MD: Most never get near the kind of success you had in the first phase of your career, let alone the second...
Stan: But I'm really not one for dwelling on it; I'm not an awards guy. This is where my dad is so great. "Hey dad, they're putting us in the Rock And Roll Hall of Fame." He says, "Well, you know your career is pretty well over then." When I co-write the number-one song for Tim McGraw a couple years back ["Back When"], I called my dad every week. "Dad, we're number four." When it was number two he said, "This never happens, asshole." When it went to number one, he said, "Quit while you're ahead. Don't ever write another song again. Walk away." [laughs]

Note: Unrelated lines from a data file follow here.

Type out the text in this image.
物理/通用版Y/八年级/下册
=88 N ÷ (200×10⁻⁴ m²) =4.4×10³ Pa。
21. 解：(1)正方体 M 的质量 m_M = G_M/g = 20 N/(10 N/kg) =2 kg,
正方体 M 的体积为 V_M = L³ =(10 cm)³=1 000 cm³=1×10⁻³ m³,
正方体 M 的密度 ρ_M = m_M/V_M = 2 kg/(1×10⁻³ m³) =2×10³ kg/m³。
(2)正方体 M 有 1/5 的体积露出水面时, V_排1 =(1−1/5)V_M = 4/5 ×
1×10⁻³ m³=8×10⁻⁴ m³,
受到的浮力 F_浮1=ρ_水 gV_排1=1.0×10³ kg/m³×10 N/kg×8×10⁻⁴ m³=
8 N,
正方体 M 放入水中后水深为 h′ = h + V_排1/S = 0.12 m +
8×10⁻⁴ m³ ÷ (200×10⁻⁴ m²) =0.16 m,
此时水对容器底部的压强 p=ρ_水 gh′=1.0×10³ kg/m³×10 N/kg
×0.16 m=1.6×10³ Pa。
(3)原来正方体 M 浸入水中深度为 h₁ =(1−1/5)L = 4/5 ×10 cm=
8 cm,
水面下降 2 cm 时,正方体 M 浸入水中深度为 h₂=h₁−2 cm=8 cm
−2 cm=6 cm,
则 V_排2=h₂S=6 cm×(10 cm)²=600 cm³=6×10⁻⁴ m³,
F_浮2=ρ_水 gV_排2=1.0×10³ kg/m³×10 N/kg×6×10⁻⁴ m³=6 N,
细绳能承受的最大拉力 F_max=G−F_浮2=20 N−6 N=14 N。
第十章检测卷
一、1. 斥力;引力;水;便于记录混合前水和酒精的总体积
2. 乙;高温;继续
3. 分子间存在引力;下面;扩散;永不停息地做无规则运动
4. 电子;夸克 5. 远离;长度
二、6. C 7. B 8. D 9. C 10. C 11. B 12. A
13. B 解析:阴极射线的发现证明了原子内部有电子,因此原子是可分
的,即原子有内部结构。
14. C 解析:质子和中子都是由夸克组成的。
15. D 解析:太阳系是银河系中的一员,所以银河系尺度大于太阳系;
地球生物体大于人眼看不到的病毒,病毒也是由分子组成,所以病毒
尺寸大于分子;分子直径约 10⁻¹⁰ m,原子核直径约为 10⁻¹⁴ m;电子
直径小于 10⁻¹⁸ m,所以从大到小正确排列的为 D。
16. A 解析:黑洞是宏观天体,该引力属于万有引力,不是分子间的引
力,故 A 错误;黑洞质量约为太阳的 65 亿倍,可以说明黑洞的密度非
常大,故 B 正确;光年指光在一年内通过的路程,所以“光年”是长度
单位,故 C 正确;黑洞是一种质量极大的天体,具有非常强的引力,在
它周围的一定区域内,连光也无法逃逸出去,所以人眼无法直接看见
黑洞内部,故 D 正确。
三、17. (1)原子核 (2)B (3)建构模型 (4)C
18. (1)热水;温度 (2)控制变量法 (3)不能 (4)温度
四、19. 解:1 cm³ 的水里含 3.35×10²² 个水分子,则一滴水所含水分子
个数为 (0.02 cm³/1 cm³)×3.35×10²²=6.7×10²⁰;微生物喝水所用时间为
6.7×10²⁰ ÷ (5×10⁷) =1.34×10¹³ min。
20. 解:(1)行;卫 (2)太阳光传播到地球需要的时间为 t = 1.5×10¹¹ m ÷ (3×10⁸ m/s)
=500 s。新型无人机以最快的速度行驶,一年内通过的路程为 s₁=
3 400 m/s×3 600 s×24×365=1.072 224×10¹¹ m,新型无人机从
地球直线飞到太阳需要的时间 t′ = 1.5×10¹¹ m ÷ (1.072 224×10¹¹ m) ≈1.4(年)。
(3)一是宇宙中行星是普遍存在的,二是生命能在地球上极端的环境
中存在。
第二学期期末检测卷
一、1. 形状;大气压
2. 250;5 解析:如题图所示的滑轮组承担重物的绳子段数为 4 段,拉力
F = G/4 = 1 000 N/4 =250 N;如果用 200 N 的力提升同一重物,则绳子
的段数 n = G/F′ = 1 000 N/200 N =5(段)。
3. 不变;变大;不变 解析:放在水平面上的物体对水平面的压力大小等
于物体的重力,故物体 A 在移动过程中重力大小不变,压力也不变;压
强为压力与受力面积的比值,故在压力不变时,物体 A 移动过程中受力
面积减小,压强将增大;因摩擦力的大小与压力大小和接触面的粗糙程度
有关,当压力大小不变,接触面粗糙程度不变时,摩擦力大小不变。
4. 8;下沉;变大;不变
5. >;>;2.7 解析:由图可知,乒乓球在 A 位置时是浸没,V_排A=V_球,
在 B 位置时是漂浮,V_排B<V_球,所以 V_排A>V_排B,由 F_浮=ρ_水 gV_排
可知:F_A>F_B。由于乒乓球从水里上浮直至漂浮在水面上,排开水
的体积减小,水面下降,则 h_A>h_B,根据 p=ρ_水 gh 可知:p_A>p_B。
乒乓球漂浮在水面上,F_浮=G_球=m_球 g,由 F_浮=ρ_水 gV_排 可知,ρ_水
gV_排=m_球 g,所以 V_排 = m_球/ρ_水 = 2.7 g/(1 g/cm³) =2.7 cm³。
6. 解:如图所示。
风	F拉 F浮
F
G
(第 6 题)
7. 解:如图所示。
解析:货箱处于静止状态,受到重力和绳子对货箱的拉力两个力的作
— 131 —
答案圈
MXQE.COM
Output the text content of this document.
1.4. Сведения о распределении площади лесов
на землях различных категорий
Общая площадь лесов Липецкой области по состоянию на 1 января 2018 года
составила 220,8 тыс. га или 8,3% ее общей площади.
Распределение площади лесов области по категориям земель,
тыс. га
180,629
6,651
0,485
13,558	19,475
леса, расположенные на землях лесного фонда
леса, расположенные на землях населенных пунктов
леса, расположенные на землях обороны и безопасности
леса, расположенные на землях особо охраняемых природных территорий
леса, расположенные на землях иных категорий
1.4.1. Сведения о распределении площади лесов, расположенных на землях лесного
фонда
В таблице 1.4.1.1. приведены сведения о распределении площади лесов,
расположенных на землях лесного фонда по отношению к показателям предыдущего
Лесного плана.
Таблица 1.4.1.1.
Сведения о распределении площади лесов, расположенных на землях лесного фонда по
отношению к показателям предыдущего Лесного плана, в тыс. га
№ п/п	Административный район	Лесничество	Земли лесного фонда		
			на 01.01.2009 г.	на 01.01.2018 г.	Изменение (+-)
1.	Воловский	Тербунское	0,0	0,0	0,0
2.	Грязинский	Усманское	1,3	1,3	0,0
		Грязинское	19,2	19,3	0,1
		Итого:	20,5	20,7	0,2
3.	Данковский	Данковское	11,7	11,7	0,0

MD: What comes to mind when you look back on those nineteen years with The Heartbreakers?
Stan: I think my timing was good. I couldn't be the new guy now. I can see that. Benmont's a bro. I talk to him with great regularity, and I'm really proud that he's been able to maintain that next chapter and do all that. But I know when I hear him talk, I couldn't do it. I wouldn't know how to do it and still be me. I'm glad I did my nineteen years when I did them, because I couldn't have done these last ones. I would have been more neurotic.

I'm pissed at myself for not having done a more graceful exit with the fans. I really felt so much love and energy from them. Standing there in some of those halls...shit, man, it's not like they were booing me. [laughs] That's my "regret." 

MD: Do you talk to Tom with any kind of regularity?
Stan: No. We had a very nice talk at the Hall Of Fame rehearsal in 2002. And I loved it. But there were a lot of things I wanted to say, and we just couldn't seem to connect. And as a writer, after being out of the band, I realize how good his songs are. I took a lot of those songs for granted when we were kids, because they just kept flying out of the woodwork. How did I know? He sure made it look easy. But I've tried it, and it's damn hard!

Stan's Classic Kit
"This is one of my vintage Tama kits, circa the late 1970s," Stan Lynch says. "It was used on almost every Tom Petty & The Heartbreakers session I did, as well as on recordings by Bob Dylan, Jackson Browne, Don Henley, John Mellencamp, Aretha Franklin, The Eurythmics, Brian Wilson, Roger McGuinn, Stevie Nicks, Del Shannon, T-Bone Burnett, The Byrds, Belinda Carlisle, Freedy Johnston, and many others.

"It features a 14x24 kick, 8x12 and 9x13 rack toms, and a 16x16 floor tom. As for the snare drums, at that time I used a 6½x14 Ludwig Black Beauty, 5x14 and 6½x14 Ludwig Supraphonics, and a 5x14 Ludwig Acrolite. Not shown, but included with this kit, were 6x6, 8x8, and 10x14 tom-toms.

"Besides the drums, I have always used Zildjian cymbals, Pro-Mark drumsticks, Remo heads, and DW pedals."